Maul adds that using additives and proper sand loading is key to asphalt sealers holding up long term.
"The material issue came into play on this job just because of the timing but it worked out well," Maul says. "We're pleased with the results and so is the client. After that we stayed with asphalt the rest of the season because we didn't want to be going back and forth."
"From an application standpoint the guys liked it and that will be a factor we consider when deciding what to use this year. But the main factor is can we get it and what is the price differential."
He says this year they will likely use an asphalt-based sealer again or possibly an asphalt/coal tar blend.
"I want to be in this business for the long term and some things are in our control and some aren't," Maul says. "The bottom line is simple: If the material changes we'll have to change with it. We'll just use what's available."
A good first day
"The job went amazingly well. We were concerned a little at the start because the job was so big, but it helped that we were able to knock out half of it in one day and that made us feel better. And the weather was in the 80°F range and there was a lot of sun so we could get the second coat on the same day. Planning made it go so smoothly."
Maul says they were especially pleased with their first day on the job when they were able to knock out almost half of the work.
"The first thing we did, based on advice from one of our competitors, was to hire a sweeper to come in and sweep the whole lot," Maul says. "Our competitor thought the job would go much smoother after that and he was right."
He says his crews normally clean the lots with walk-behind power blowers but he spent only $500 on the sweeping "and I would have spent more than that in labor doing it with blowers.
"It was a good idea, not for every lot but for lots of this size," Maul says. "The sweeper will get it cleaner and it's much more cost effective."
The 8-person crew began work on the parking area farthest from the theater, beginning what would eventually amount to 55,000 linear feet of crack repair.
"We started crackfilling in front of the property in the morning and moved toward the main theater as the day progressed," Maul says. "If possible we like to do all the crackfilling first to get it out of the way if possible but it's not always possible."
Then two workers cut in as much of the pavement as possible before three spray teams (two people per team) took over.
"We have our trimmers trim ahead for next day if we can be assured people aren't going to get into the trim work overnight," Maul says.

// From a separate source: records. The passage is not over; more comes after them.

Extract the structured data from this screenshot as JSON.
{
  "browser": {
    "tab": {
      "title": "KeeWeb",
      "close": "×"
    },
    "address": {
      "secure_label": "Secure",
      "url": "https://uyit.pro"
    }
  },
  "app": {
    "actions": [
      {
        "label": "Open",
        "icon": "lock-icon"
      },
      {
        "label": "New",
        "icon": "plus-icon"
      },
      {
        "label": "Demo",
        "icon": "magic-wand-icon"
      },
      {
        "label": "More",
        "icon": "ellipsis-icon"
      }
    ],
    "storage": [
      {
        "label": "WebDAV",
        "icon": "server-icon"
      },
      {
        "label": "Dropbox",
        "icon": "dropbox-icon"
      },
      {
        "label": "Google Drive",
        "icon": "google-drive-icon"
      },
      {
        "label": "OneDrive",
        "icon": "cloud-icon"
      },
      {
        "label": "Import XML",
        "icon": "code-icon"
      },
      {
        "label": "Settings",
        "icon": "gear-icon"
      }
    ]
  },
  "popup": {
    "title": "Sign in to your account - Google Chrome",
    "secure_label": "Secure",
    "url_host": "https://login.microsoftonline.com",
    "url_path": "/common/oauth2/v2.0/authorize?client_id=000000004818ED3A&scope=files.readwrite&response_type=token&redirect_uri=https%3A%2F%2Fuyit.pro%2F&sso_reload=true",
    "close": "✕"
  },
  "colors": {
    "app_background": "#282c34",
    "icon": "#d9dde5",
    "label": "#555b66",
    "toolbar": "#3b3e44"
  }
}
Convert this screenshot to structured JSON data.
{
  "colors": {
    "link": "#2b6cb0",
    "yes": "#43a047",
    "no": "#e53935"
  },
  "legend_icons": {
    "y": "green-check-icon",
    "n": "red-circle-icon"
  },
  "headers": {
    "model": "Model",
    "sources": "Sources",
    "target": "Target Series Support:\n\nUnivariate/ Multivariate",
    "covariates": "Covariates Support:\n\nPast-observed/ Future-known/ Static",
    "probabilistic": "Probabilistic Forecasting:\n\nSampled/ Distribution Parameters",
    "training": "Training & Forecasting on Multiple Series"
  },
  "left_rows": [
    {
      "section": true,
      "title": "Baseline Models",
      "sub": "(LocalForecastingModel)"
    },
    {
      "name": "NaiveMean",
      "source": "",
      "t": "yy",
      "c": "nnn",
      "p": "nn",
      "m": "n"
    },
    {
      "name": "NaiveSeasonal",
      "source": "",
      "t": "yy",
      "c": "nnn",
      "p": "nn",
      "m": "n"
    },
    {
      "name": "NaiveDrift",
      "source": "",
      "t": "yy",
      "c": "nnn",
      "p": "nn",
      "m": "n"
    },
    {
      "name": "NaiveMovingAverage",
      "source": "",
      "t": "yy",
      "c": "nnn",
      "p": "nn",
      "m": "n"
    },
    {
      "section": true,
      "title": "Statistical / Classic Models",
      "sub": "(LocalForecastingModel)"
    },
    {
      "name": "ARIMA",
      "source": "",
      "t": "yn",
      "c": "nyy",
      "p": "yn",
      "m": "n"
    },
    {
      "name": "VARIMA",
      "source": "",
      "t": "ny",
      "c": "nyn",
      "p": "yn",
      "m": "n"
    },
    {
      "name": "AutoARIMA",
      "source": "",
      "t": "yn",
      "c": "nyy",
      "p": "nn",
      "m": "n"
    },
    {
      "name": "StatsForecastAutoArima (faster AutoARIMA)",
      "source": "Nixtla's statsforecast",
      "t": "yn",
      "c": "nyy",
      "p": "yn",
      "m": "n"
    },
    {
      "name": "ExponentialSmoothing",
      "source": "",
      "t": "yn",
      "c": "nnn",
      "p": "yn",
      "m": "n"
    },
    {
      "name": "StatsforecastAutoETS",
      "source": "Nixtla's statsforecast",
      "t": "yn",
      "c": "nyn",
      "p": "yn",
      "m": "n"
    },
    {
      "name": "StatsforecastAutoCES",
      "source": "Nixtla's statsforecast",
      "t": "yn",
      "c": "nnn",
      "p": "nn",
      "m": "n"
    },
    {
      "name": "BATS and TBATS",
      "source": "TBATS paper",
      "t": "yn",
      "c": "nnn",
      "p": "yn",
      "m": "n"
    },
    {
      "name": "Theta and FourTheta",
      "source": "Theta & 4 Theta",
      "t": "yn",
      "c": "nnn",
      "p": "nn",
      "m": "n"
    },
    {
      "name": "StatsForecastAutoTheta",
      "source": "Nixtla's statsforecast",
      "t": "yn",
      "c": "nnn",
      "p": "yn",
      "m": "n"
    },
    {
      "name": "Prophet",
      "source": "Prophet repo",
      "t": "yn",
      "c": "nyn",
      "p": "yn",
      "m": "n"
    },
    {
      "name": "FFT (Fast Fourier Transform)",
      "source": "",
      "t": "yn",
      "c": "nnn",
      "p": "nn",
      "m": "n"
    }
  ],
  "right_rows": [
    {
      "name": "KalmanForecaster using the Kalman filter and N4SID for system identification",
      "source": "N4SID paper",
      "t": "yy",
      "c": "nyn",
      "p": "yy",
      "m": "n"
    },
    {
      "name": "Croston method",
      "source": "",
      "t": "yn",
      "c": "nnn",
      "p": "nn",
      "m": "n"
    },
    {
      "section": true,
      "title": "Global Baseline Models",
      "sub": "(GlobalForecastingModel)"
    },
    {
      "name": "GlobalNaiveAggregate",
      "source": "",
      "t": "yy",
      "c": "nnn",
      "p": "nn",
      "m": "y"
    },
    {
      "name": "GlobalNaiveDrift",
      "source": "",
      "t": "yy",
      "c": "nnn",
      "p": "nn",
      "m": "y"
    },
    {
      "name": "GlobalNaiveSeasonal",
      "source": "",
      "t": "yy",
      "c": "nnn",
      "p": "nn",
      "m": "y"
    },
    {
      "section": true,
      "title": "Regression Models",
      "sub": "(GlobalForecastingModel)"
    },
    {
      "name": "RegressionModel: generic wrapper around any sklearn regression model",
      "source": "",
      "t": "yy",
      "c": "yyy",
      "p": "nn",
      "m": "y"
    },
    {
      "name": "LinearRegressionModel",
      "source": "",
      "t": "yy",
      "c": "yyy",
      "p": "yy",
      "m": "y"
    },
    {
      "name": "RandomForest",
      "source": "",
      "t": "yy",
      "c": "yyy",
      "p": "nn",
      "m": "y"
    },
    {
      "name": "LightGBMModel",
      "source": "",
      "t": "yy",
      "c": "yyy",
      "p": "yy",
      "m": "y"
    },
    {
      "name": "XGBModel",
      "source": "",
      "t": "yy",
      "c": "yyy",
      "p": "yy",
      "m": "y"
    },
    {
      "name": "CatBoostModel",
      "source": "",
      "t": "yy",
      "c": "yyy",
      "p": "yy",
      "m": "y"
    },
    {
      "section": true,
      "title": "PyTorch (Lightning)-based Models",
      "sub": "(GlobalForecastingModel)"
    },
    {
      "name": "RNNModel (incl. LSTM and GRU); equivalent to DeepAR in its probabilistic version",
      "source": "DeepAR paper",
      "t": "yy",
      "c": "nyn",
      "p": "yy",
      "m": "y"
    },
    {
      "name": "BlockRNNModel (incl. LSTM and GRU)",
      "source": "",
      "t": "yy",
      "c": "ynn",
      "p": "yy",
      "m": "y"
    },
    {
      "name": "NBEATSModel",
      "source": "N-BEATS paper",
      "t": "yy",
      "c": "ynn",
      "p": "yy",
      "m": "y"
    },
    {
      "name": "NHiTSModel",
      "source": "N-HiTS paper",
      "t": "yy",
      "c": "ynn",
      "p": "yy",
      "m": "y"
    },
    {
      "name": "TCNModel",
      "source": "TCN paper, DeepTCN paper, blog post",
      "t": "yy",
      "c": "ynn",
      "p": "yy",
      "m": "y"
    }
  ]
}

Eventually Maul Asphalt coated the lot twice, Rowe striped more than 100,000 linear feet, and they hired a subcontractor to install thermoplastic stop bars and turn arrows at the parking lot entrance.
"The main entrance driveway was the most difficult part of the job because it's the only entrance in and out with a traffic control device so it couldn't be closed, plus it required thermoplastic markings," Maul said. So they showed up at 1 a.m. to get the entrance done, increasing some additives to speed sealer drying so the thermoplastic sub could get on and off quickly.
"We were on and off in four days, and we're very proud of that and the client appreciated that too," Maul says. "As a result of this we got another AMC Quarry cinema job and they wanted us to sealcoat it in the fourth week of October and we wouldn't do it because of the weather."
Maul suggested cracksealing the lot in the fall and then waiting until this spring to sealcoat.
"We got that job as it was a direct result of doing a good job on the Warrenville property," Maul says. "They were looking for good service and a quality job, and that's what we provide. It's not only about price. They want to find a quality vendor and we try to go in and cut their problems to a minimum and anticipate their needs."